A seguito dell’incontro con John Poch e Pietro Federico ho cercato online alcune poesie di Poch. In particolare, ho letto e cercato di analizzare Elegy for a Suicide, A River e Good Year. L’aspetto che mi ha colpito di più e che unisce tutte queste poesie è la presenza della natura ed in particolare degli animali, tra cui gli uccelli, che troviamo in tutti e tre i testi analizzati: In Elegy for a Suicide si fa riferimento ai colori vivaci della tangara vermiglia (summer tanager); in Good Year troviamo il tacchino (turkey); in A River compaiono il cardellino (goldfinch), la gazza ladra (magpie) ed il merlo (ouzel, ma comunemente chiamato blackbird). Anche le piante e i fiori trovano ampio spazio all’interno di queste poesie: la samara, il cardo rosa (pink thistle), l’abete (spruce) e la mesquite. In ambito didattico queste poesie potrebbero essere quindi proposte come strumento per ampliare il lessico degli studenti nella lingua straniera, inserendo vocaboli di uso meno frequente e quindi più rari da trovare all’interno dei libri di testo tradizionali. Inoltre, potrebbe essere utile anche proporre agli alunni di cimentarsi nella traduzione. Nella consapevolezza che per poter tradurre al meglio una poesia è necessario uno studio preliminare e approfondito sull’autore e sulla sua poetica, ho cercato di tradurre la poesia Good Year di John Poch.

Buon Anno

Gennaio. Lo spenno,
questa piuma che sbatte intorno all’alta mesquite
solo fino all’altezza della testa, presa dal basso,
iridescente, di un tacchino. Un’altra
piuma abbraccia il fosso
lungo la recinzione, ed un’altra...
Da qualche parte un coyote riposa
felice, sorridendo come una piuma
che si evolve da una foglia. Che fortuna.
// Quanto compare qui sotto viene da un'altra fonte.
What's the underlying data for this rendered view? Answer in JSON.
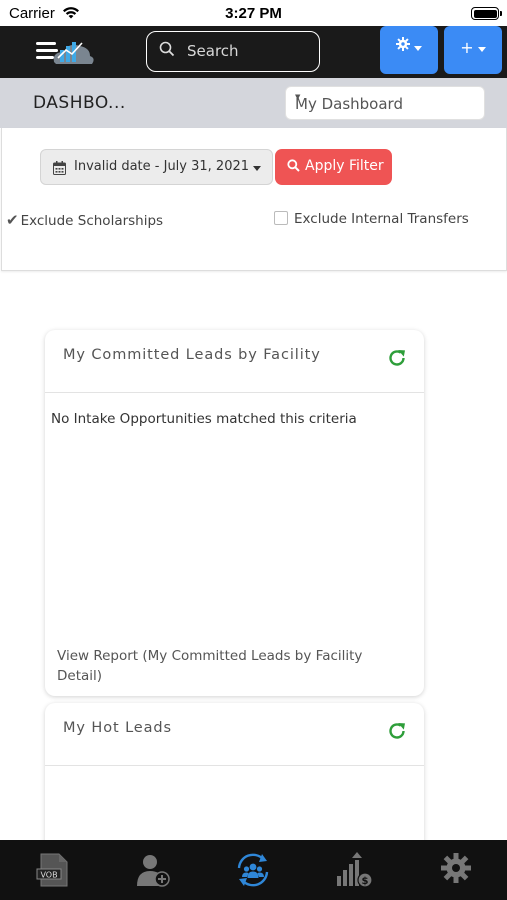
{
  "status_bar": {
    "carrier": "Carrier",
    "time": "3:27 PM"
  },
  "nav": {
    "search_placeholder": "Search",
    "gear_button_icon": "gear-icon",
    "add_button_label": "+"
  },
  "header": {
    "title": "DASHBO...",
    "dashboard_select_value": "My Dashboard"
  },
  "filters": {
    "date_range_label": "Invalid date - July 31, 2021",
    "apply_label": "Apply Filter",
    "exclude_scholarships_label": "Exclude Scholarships",
    "exclude_scholarships_checked": true,
    "exclude_internal_transfers_label": "Exclude Internal Transfers",
    "exclude_internal_transfers_checked": false
  },
  "cards": [
    {
      "title": "My Committed Leads by Facility",
      "empty_message": "No Intake Opportunities matched this criteria",
      "report_link": "View Report (My Committed Leads by Facility Detail)"
    },
    {
      "title": "My Hot Leads"
    }
  ],
  "tabs": [
    {
      "icon": "vob-document-icon",
      "label": "VOB"
    },
    {
      "icon": "add-user-icon"
    },
    {
      "icon": "team-sync-icon",
      "active": true
    },
    {
      "icon": "financial-chart-icon"
    },
    {
      "icon": "settings-gear-icon"
    }
  ],
  "colors": {
    "primary_blue": "#3b8bf5",
    "danger_red": "#ef5454",
    "refresh_green": "#2e9e3a",
    "active_tab_blue": "#2f87d8",
    "nav_dark": "#1a1a1a"
  }
}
Le nuvole si alzano sopra il campo
come se volessero inghiottire il mio sguardo
nella fame. Una giusta fame.
L’occhio più grande deve
vedermi come un tizzone
lasciato cadere nel nido di un fringuello,
e dalla mia bocca esce del fumo
come una pistola in una cassaforte che sogna
una guerra che può vincere in virtù
della sua lode. Ho dimenticato
la frase meravigliosa che ho composto
durante la mia passeggiata in campagna
con la piuma nella mia tasca.
Lo accoppo.

Good Year

January. I pluck it,
this feather flapping in the high mesquite
only head-high, caught by the down,
iridescent, turkey. Another
feather hugging the ditch
along the fence line and another...
A coyote somewhere naps
happy, grinning like the feather
evolved from a leaf. What luck.

Clouds lift above the field
as if to swallow my eye
into hunger. Good hunger.
The greatest eye must
behold me like an ember
dropped into a finch nest,
and I smoke at the mouth
like a gun dreaming in a safe
of a war it can win by virtue
of its praise. I have lost
the killer phrase I concocted
on my country walk
with the feather in my pocket.
I cock it.

Prima d’ora non avevo mai tradotto nessuna poesia e dopo questo tentativo, sicuramente poco riuscito, non posso che concordare con quanto ribadito anche in precedenza, durante l’incontro con Marisol Bohórquez Godoy: solo i poeti possono veramente tradurre poesie. Tuttavia, credo che anche per chi, come me, non è un poeta, sia fondamentale sperimentare, uscire dalla propria comfort zone e quindi, almeno per una volta, provare a tradurre una poesia e non le solite lettere commerciali.